I have always wanted someone to ask me this question and now I can't answer it. The temptation is to pick three obscure, very "cool" albums but I'm going to have to take the route of radical honesty and say-
1. Alkaline Trio/Hot Water Music - Split Ep
2. The Get Up Kids - On A Wire
3. Heavens - Patent Pending
What books are you reading at the moment?
I'm reading Tranny by Laura Jane Grace and learning tarot with Michelle Tea's amazing new book, "Modern Tarot". I also have a well-loved copy of Tea's "How To Grow Up" on the go at all times.
Which writers/artists/people/whatever have been the biggest influence on your own writing?
Well, speaking of Michelle Tea, I don't think any writer has been more helpful to me in so many ways. I'd like to make How To Grow Up, compulsory reading for everyone. Nick Cave is such a wonderful writer. Sick Bag Song is a masterpiece. Again, it's in my nature to try and think of cool stuff to list off here now so people will think I'm cultured and interesting but honestly, the thing having the biggest influence on my writing right now is my recovery from alcoholism and the community that has connected me to. I get to spend my time in rooms full of incredible, moving, stories and I am learning more about the art of storytelling by figuring out who I am in recovery more than I have anywhere else. Hemingway said, "in order to write about life, first you must live it" and I just adore that quote because it reassures me that I've been doing research all these "wasted" years.

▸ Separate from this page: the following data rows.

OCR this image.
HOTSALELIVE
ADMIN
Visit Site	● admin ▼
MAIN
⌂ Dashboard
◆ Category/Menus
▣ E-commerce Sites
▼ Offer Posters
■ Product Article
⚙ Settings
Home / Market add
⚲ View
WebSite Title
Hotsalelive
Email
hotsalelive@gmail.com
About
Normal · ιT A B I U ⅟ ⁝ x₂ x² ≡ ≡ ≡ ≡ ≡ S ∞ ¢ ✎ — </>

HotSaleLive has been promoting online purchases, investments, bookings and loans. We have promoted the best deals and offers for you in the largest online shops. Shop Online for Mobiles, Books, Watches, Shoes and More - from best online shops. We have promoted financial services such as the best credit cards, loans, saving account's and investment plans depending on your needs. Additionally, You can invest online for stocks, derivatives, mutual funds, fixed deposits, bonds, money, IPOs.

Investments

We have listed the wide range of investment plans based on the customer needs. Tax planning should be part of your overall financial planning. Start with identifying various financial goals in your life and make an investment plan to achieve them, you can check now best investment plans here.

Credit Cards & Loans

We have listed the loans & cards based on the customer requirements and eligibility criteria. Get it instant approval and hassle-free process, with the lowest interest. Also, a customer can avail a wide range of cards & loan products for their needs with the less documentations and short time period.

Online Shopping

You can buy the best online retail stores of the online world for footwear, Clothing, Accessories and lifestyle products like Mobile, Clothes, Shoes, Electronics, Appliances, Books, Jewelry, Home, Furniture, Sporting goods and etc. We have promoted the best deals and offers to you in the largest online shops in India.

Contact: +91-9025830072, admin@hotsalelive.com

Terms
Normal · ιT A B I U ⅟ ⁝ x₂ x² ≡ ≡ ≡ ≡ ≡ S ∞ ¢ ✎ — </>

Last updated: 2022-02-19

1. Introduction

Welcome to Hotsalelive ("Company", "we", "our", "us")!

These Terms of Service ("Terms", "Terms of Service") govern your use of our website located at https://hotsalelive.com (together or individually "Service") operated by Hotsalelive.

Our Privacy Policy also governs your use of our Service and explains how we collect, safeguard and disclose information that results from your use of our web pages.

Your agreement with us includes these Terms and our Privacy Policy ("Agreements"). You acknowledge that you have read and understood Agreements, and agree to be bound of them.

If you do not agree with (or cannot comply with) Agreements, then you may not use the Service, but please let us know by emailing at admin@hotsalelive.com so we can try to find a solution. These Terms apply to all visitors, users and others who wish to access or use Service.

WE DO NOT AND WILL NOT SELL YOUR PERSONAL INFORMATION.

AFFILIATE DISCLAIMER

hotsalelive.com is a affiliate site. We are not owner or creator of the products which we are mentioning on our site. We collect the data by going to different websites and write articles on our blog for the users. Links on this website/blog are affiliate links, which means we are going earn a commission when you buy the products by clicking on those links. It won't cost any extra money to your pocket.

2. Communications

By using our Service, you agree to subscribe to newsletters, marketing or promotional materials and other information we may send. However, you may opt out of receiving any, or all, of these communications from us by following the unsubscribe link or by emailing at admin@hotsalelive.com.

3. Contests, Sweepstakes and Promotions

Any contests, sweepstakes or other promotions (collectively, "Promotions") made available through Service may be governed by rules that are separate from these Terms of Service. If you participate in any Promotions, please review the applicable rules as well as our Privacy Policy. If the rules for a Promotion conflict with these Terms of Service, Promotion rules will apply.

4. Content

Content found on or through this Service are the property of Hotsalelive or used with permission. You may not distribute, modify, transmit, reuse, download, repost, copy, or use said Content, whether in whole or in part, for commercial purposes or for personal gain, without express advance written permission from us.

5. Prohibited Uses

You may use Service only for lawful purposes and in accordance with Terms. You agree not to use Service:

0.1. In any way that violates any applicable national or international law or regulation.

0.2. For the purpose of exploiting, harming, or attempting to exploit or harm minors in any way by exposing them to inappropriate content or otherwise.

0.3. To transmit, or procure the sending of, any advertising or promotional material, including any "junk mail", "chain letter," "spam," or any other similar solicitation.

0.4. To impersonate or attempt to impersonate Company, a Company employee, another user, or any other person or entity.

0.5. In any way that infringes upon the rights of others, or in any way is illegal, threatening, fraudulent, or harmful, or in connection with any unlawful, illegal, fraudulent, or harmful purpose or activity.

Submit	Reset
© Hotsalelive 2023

I have really enjoyed both the pieces you've had in Paper and Ink so far and would love to see more... What are your plans going forward, writing wise?
Thank you. I'd love to write more. I'm in this intensely transformative time in my life but I feel I've had a calling since I was a tiny kid. I used to write pages and pages of stories in a handwriting that no one could read, but I could read them to you, and at some point, a long the way, I lost that. But I feel like I'm starting to uncover it now. I'd like to work with other women on a project I'm calling "Dear John ", which I can't really tell you too much about yet as it's just an idea. All I know is that it's driven by a desire to empower female voices. I'm hoping to host some reading nights, maybe make a zine. I don't know. I know that at some point I'm going to have to sit down and open this door I know I've kept closed for a long time because I know it will overwhelm me when it opens. I can also tell you that I'm fucking angry. I'm disgusted that I live in a world where our governments are actively poisoning us, killing us and making a profit from that whilst running anti-drug campaigns. I'm tired of seeing my friends die from alcoholism. Raising some awareness of addiction as a disease and trying to shine some light on the quality of life that is possible in recovery, and how much more effective we can be in instigating change with the clarity it brings is going to be a huge priority for me now and I hope that's something I can do through my writing.